You can use the Spark SQL API in code written in any language to query data in the catalog. For example, the following PySpark code uses a SQL query to return data from the products table as a dataframe.
bikes_df = spark.sql("SELECT ProductID, ProductName, ListPrice \
FROM products \
WHERE Category IN ('Mountain Bikes', 'Road Bikes')")
display(bikes_df)
The results from the code example would look similar to the following table:
ProductName | ListPrice |
---|---|
Mountain-100 Silver, 38 | 3399.9900 |
Road-750 Black, 52 | 539.9900 |
… | … |
The previous example demonstrated how to use the Spark SQL API to embed SQL expressions in Spark code. In a notebook, you can also use the %%sql
magic to run SQL code that queries objects in the catalog, like this:
%%sql
SELECT Category, COUNT(ProductID) AS ProductCount
FROM products
GROUP BY Category
ORDER BY Category
The SQL code example returns a resultset that is automatically displayed in the notebook as a table:
Category | ProductCount |
---|---|
Bib-Shorts | 3 |
Bike Racks | 1 |
Bike Stands | 1 |
… | … |
One of the most intuitive ways to analyze the results of data queries is to visualize them as charts. Notebooks in Microsoft Fabric provide some basic charting capabilities in the user interface, and when that functionality doesn’t provide what you need, you can use one of the many Python graphics libraries to create and display data visualizations in the notebook.
When you display a dataframe or run a SQL query in a Spark notebook, the results are displayed under the code cell. By default, results are rendered as a table, but you can also change the results view to a chart and use the chart properties to customize how the chart visualizes the data, as shown here:
The built-in charting functionality in notebooks is useful when you want to quickly summarize the data visually. When you want to have more control over how the data is formatted, you should consider using a graphics package to create your own visualizations.

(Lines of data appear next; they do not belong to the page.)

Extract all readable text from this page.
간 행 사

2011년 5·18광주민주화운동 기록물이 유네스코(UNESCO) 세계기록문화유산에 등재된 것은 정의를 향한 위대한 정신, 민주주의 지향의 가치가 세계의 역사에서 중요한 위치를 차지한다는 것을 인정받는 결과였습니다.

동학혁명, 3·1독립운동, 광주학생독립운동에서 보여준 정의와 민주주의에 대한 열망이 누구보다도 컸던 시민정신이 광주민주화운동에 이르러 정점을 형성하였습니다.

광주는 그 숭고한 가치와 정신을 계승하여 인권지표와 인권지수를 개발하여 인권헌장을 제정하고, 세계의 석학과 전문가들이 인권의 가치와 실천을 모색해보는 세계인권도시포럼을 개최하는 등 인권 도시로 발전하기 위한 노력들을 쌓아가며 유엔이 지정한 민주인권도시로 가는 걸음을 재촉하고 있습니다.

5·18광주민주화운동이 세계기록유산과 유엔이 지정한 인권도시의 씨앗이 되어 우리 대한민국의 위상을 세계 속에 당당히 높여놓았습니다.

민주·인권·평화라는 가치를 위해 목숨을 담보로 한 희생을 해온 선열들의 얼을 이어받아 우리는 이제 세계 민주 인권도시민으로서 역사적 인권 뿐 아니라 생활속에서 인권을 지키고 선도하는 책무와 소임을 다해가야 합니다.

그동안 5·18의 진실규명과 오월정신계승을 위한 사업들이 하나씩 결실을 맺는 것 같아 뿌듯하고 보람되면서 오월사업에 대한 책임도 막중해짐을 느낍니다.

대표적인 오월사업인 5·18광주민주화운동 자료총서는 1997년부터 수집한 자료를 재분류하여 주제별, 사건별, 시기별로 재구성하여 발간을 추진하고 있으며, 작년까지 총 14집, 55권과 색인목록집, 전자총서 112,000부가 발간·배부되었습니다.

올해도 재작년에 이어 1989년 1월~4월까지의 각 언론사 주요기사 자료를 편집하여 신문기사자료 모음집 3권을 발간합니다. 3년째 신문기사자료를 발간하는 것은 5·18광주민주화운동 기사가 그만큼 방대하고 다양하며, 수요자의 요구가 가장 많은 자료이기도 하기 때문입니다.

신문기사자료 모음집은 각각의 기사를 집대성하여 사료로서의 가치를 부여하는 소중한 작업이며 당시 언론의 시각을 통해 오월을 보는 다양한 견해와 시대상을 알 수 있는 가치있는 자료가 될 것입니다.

There are many graphics packages that you can use to create data visualizations in code. In particular, Python supports a large selection of packages; most of them built on the base Matplotlib library. The output from a graphics library can be rendered in a notebook, making it easy to combine code to ingest and manipulate data with inline data visualizations and markdown cells to provide commentary.
For example, you could use the following PySpark code to aggregate data from the hypothetical products data explored previously in this module, and use Matplotlib to create a chart from the aggregated data.
from matplotlib import pyplot as plt
# Get the data as a Pandas dataframe
data = spark.sql("SELECT Category, COUNT(ProductID) AS ProductCount \
FROM products \
GROUP BY Category \
ORDER BY Category").toPandas()
# Clear the plot area
plt.clf()
# Create a Figure
fig = plt.figure(figsize=(12,8))
# Create a bar plot of product counts by category
plt.bar(x=data['Category'], height=data['ProductCount'], color='orange')
# Customize the chart
plt.title('Product Counts by Category')
plt.xlabel('Category')
plt.ylabel('Products')
plt.grid(color='#95a5a6', linestyle='--', linewidth=2, axis='y', alpha=0.7)
plt.xticks(rotation=70)
# Show the plot area
plt.show()
The Matplotlib library requires data to be in a Pandas dataframe rather than a Spark dataframe, so the toPandas method is used to convert it. The code then creates a figure with a specified size and plots a bar chart with some custom property configuration before showing the resulting plot.
The chart produced by the code would look similar to the following image:
You can use the Matplotlib library to create many kinds of chart; or if preferred, you can use other libraries such as Seaborn to create highly customized charts.